Der Europäische Gerichtshof (EuGH) muss entscheiden, ob Leistungen
einer Organgesellschaft an einen Organträger im Rahmen einer umsatzsteuerlichen
Organschaft wie bislang nicht umsatzsteuerbar sind oder aber entgegen der
bisherigen Praxis der Umsatzsteuer unterliegen.

Hintergrund: Eine
umsatzsteuerliche Organschaft liegt vor, wenn ein Unternehmen
(Organgesellschaft) organisatorisch, wirtschaftlich und finanziell in ein
anderes Unternehmen (Organträger) eingegliedert ist. Die Umsätze des
Organträgers und seiner Organgesellschaft werden dann zusammengefasst und nur
vom Organträger versteuert, der auch die Vorsteuer der Organgesellschaft
geltend macht. Die Organgesellschaft tritt gegenüber dem Finanzamt also nicht
auf.

Sachverhalt: Im Streitfall
bestand eine umsatzsteuerliche Organschaft zwischen dem Kläger, der Organträger
war und eine Universitätsklinik betrieb, und der U-GmbH, die Organgesellschaft
war. Die U-GmbH erbrachte im Jahr 2005 Reinigungsleistungen gegenüber dem
Kläger für ein Entgelt von ca. 75.000 €. Der Kläger war aber teilweise
hoheitlich tätig, soweit er nämlich im universitären Bereich tätig war. Das
Finanzamt unterwarf das Entgelt für die Reinigungsleistungen, soweit sie auf
den hoheitlichen Betrieb des Klägers entfielen, als umsatzsteuerbare
unentgeltliche Wertabgabe und setzte entsprechend Umsatzsteuer gegenüber dem
Kläger fest. Der BFH richtete ein erstes Vorabentscheidungsersuchen an den
EuGH, der eine unentgeltliche Wertabgabe aufgrund des vereinbarten Entgelts
ablehnte.

Entscheidung: Der BFH rief in
demselben Fall nun erneut den EuGH an:

  • Aus Sicht des BFH ist die Umsatzsteuerbarkeit von
    Innenumsätzen, d.h. von Leistungen unter den Unternehmen des Organkreises,
    unklar, nachdem der EuGH in seiner Entscheidung zum ersten
    Vorabentscheidungsersuchen eine selbständige Wirtschaftstätigkeit der U-GmbH
    und damit eine umsatzsteuerbare Reinigungsleistung für möglich gehalten hatte.
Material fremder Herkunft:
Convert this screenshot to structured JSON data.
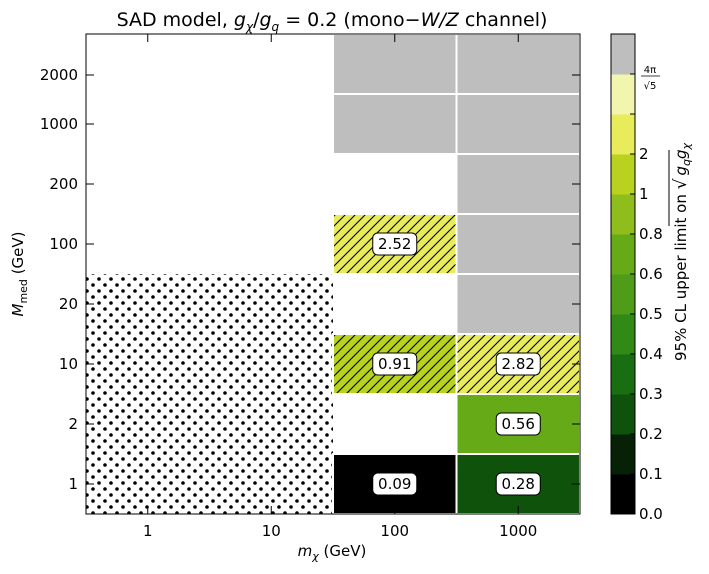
{
  "chart_data": {
    "type": "heatmap",
    "title_parts": [
      "SAD model, ",
      "g",
      "χ",
      "/",
      "g",
      "q",
      "  = 0.2 (mono−",
      "W/Z",
      "  channel)"
    ],
    "xlabel_parts": [
      "m",
      "χ",
      " (GeV)"
    ],
    "ylabel_parts": [
      "M",
      "med",
      " (GeV)"
    ],
    "x_scale": "log",
    "y_scale": "log",
    "x_ticks": [
      {
        "value": 1,
        "label": "1"
      },
      {
        "value": 10,
        "label": "10"
      },
      {
        "value": 100,
        "label": "100"
      },
      {
        "value": 1000,
        "label": "1000"
      }
    ],
    "y_ticks": [
      {
        "value": 1,
        "label": "1"
      },
      {
        "value": 2,
        "label": "2"
      },
      {
        "value": 10,
        "label": "10"
      },
      {
        "value": 20,
        "label": "20"
      },
      {
        "value": 100,
        "label": "100"
      },
      {
        "value": 200,
        "label": "200"
      },
      {
        "value": 1000,
        "label": "1000"
      },
      {
        "value": 2000,
        "label": "2000"
      }
    ],
    "x_bins": [
      {
        "m_chi": 1
      },
      {
        "m_chi": 10
      },
      {
        "m_chi": 100
      },
      {
        "m_chi": 1000
      }
    ],
    "y_bins": [
      {
        "M_med": 1
      },
      {
        "M_med": 2
      },
      {
        "M_med": 10
      },
      {
        "M_med": 20
      },
      {
        "M_med": 100
      },
      {
        "M_med": 200
      },
      {
        "M_med": 1000
      },
      {
        "M_med": 2000
      }
    ],
    "hatched_region": {
      "pattern": "dots",
      "m_chi": [
        1,
        10
      ],
      "M_med": [
        1,
        20
      ]
    },
    "cells": [
      {
        "m_chi": 100,
        "M_med": 1,
        "value": 0.09,
        "label": "0.09",
        "color": "#000000",
        "hatch": false
      },
      {
        "m_chi": 1000,
        "M_med": 1,
        "value": 0.28,
        "label": "0.28",
        "color": "#0e520c",
        "hatch": false
      },
      {
        "m_chi": 1000,
        "M_med": 2,
        "value": 0.56,
        "label": "0.56",
        "color": "#66ab17",
        "hatch": false
      },
      {
        "m_chi": 100,
        "M_med": 10,
        "value": 0.91,
        "label": "0.91",
        "color": "#b9d21f",
        "hatch": true
      },
      {
        "m_chi": 1000,
        "M_med": 10,
        "value": 2.82,
        "label": "2.82",
        "color": "#e9ec5a",
        "hatch": true
      },
      {
        "m_chi": 1000,
        "M_med": 20,
        "label": "",
        "color": "#bebebe",
        "hatch": false
      },
      {
        "m_chi": 100,
        "M_med": 100,
        "value": 2.52,
        "label": "2.52",
        "color": "#e9ec5a",
        "hatch": true
      },
      {
        "m_chi": 1000,
        "M_med": 100,
        "label": "",
        "color": "#bebebe",
        "hatch": false
      },
      {
        "m_chi": 1000,
        "M_med": 200,
        "label": "",
        "color": "#bebebe",
        "hatch": false
      },
      {
        "m_chi": 100,
        "M_med": 1000,
        "label": "",
        "color": "#bebebe",
        "hatch": false
      },
      {
        "m_chi": 1000,
        "M_med": 1000,
        "label": "",
        "color": "#bebebe",
        "hatch": false
      },
      {
        "m_chi": 100,
        "M_med": 2000,
        "label": "",
        "color": "#bebebe",
        "hatch": false
      },
      {
        "m_chi": 1000,
        "M_med": 2000,
        "label": "",
        "color": "#bebebe",
        "hatch": false
      }
    ],
    "colorbar": {
      "label_parts": [
        "95% CL upper limit on ",
        "√",
        "g",
        "q",
        "g",
        "χ"
      ],
      "top_label_parts": [
        "4π",
        "√5"
      ],
      "levels": [
        {
          "label": "0.0",
          "color": "#000000"
        },
        {
          "label": "0.1",
          "color": "#062106"
        },
        {
          "label": "0.2",
          "color": "#0e520c"
        },
        {
          "label": "0.3",
          "color": "#1a6e12"
        },
        {
          "label": "0.4",
          "color": "#318a15"
        },
        {
          "label": "0.5",
          "color": "#4e9c18"
        },
        {
          "label": "0.6",
          "color": "#66ab17"
        },
        {
          "label": "0.8",
          "color": "#8fbd1b"
        },
        {
          "label": "1",
          "color": "#b9d21f"
        },
        {
          "label": "2",
          "color": "#e9ec5a"
        },
        {
          "label": "",
          "color": "#f2f5ad"
        },
        {
          "label": "",
          "color": "#bebebe"
        }
      ]
    }
  }
}
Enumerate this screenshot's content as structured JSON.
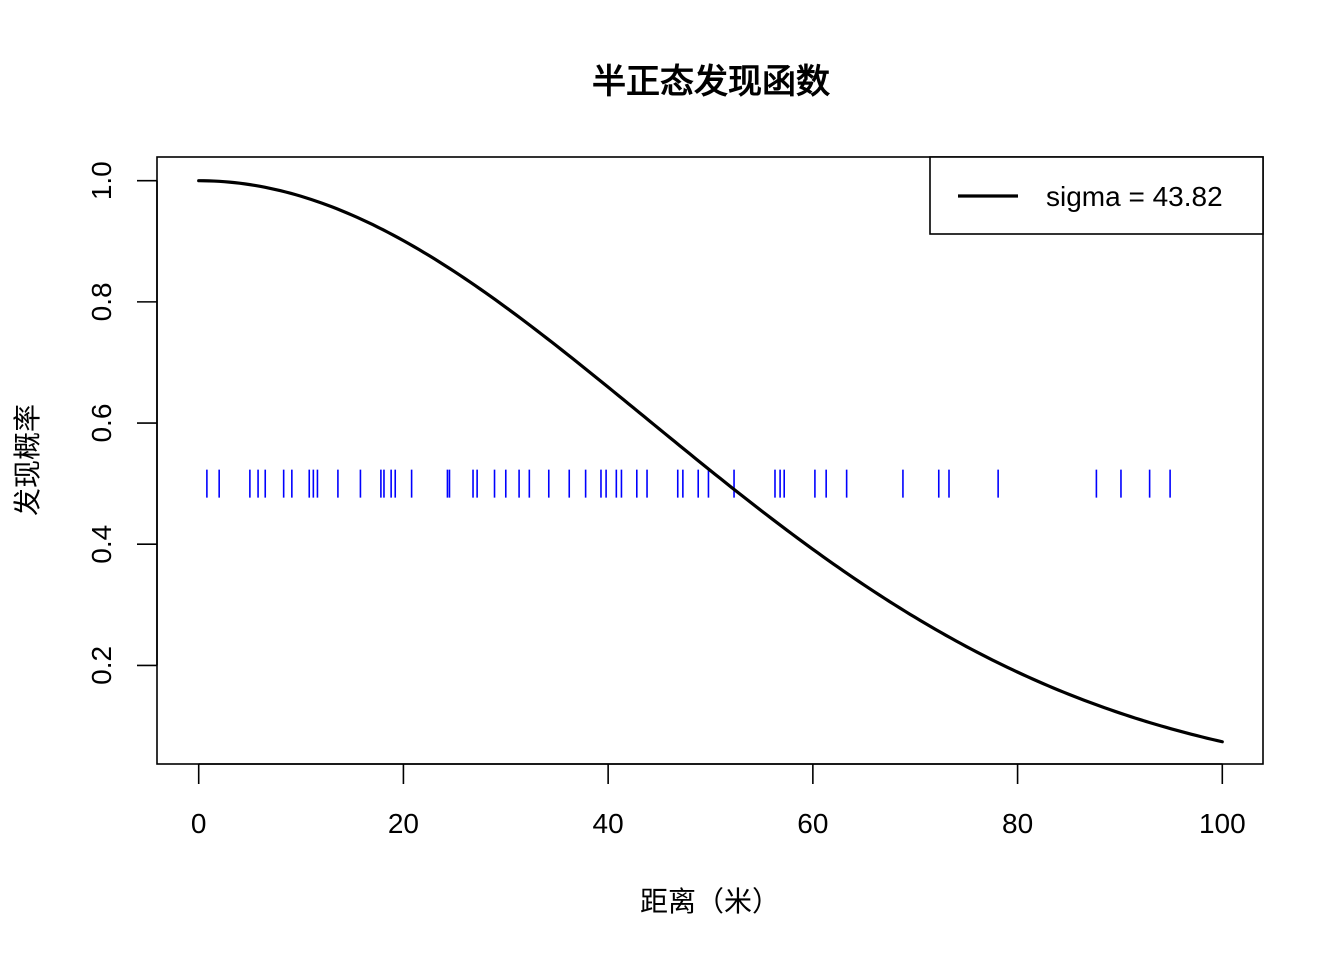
{
  "chart_data": {
    "type": "line",
    "title": "半正态发现函数",
    "xlabel": "距离（米）",
    "ylabel": "发现概率",
    "xlim": [
      0,
      100
    ],
    "ylim": [
      0.07,
      1.0
    ],
    "x_ticks": [
      0,
      20,
      40,
      60,
      80,
      100
    ],
    "y_ticks": [
      0.2,
      0.4,
      0.6,
      0.8,
      1.0
    ],
    "x_tick_labels": [
      "0",
      "20",
      "40",
      "60",
      "80",
      "100"
    ],
    "y_tick_labels": [
      "0.2",
      "0.4",
      "0.6",
      "0.8",
      "1.0"
    ],
    "grid": false,
    "legend": {
      "placement": "top-right",
      "entries": [
        "sigma = 43.82"
      ]
    },
    "series": [
      {
        "name": "sigma = 43.82",
        "color": "#000000",
        "function": "half-normal",
        "sigma": 43.82,
        "x": [
          0,
          5,
          10,
          15,
          20,
          25,
          30,
          35,
          40,
          45,
          50,
          55,
          60,
          65,
          70,
          75,
          80,
          85,
          90,
          95,
          100
        ],
        "y": [
          1.0,
          0.993,
          0.974,
          0.943,
          0.901,
          0.85,
          0.791,
          0.727,
          0.659,
          0.59,
          0.522,
          0.455,
          0.392,
          0.333,
          0.279,
          0.231,
          0.189,
          0.152,
          0.121,
          0.095,
          0.074
        ]
      }
    ],
    "rug": {
      "color": "#0000ff",
      "y_level": 0.5,
      "values": [
        0.8,
        2.0,
        5.0,
        5.8,
        6.5,
        8.3,
        9.1,
        10.8,
        11.2,
        11.6,
        13.6,
        15.8,
        17.8,
        18.1,
        18.8,
        19.2,
        20.8,
        24.3,
        24.5,
        26.8,
        27.2,
        28.9,
        30.0,
        31.3,
        32.3,
        34.2,
        36.2,
        37.8,
        39.3,
        39.8,
        40.8,
        41.3,
        42.8,
        43.8,
        46.8,
        47.3,
        48.8,
        49.8,
        52.3,
        56.3,
        56.8,
        57.2,
        60.2,
        61.3,
        63.3,
        68.8,
        72.3,
        73.3,
        78.1,
        87.7,
        90.1,
        92.9,
        94.9
      ]
    }
  }
}
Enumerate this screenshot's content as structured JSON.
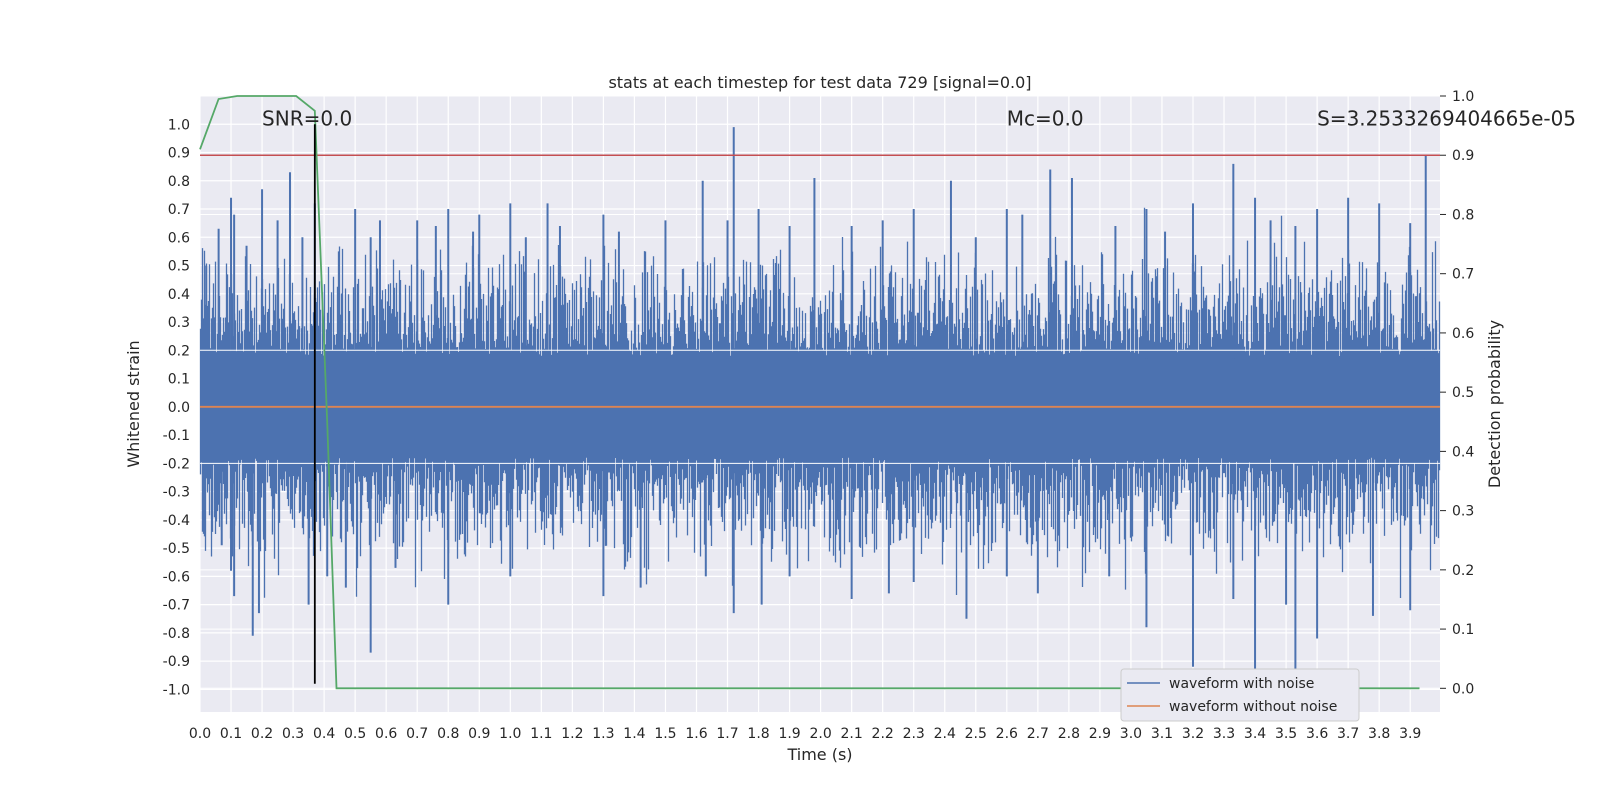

  • Zwar hat sich der EuGH in der Vergangenheit immer wieder mit
    der umsatzsteuerlichen Organschaft beschäftigt. Dabei war aber die Frage der
    Umsatzsteuerbarkeit der Innenumsätze nicht entscheidungserheblich.

  • Für die Antwort auf die Frage, ob die Innenumsätze
    umsatzsteuerbar sind, könnte es einerseits von Bedeutung sein, ob der Kläger
    als Organträger nicht oder nur teilweise zum Vorsteuerabzug berechtigt ist. In
    diesem Fall könnte die Gefahr eines Steuerverlustes bestehen, weil die von der
    U-GmbH in Rechnung zu stellende Umsatzsteuer vom Kläger nicht vollständig
    abgezogen werden könnte; dies würde gegen eine Umsatzsteuerbarkeit sprechen.
    Andererseits könnte aber auch relevant sein, ob die Organschaft missbräuchlich
    eingesetzt wird, um die Entstehung einer Umsatzsteuer, die beim Organträger
    nicht zum Vorsteuerabzug berechtigt, zu vermeiden.

Hinweise: Sollte der EuGH eine
Umsatzsteuerbarkeit der Innenumsätze bejahen, müsste der Kläger als Organträger
diese Umsatzsteuer abführen. Aufgrund seiner hoheitlichen Tätigkeit stünde dem
Kläger aber insoweit kein Vorsteuerabzug zu. Die bisherige Praxis, dass
Innenumsätze als nicht umsatzsteuerbar behandelt werden, wäre damit hinfällig.

Quelle: BFH, Beschluss v. 26.1.2023 – V R 20/22 (V R 40/19), Az.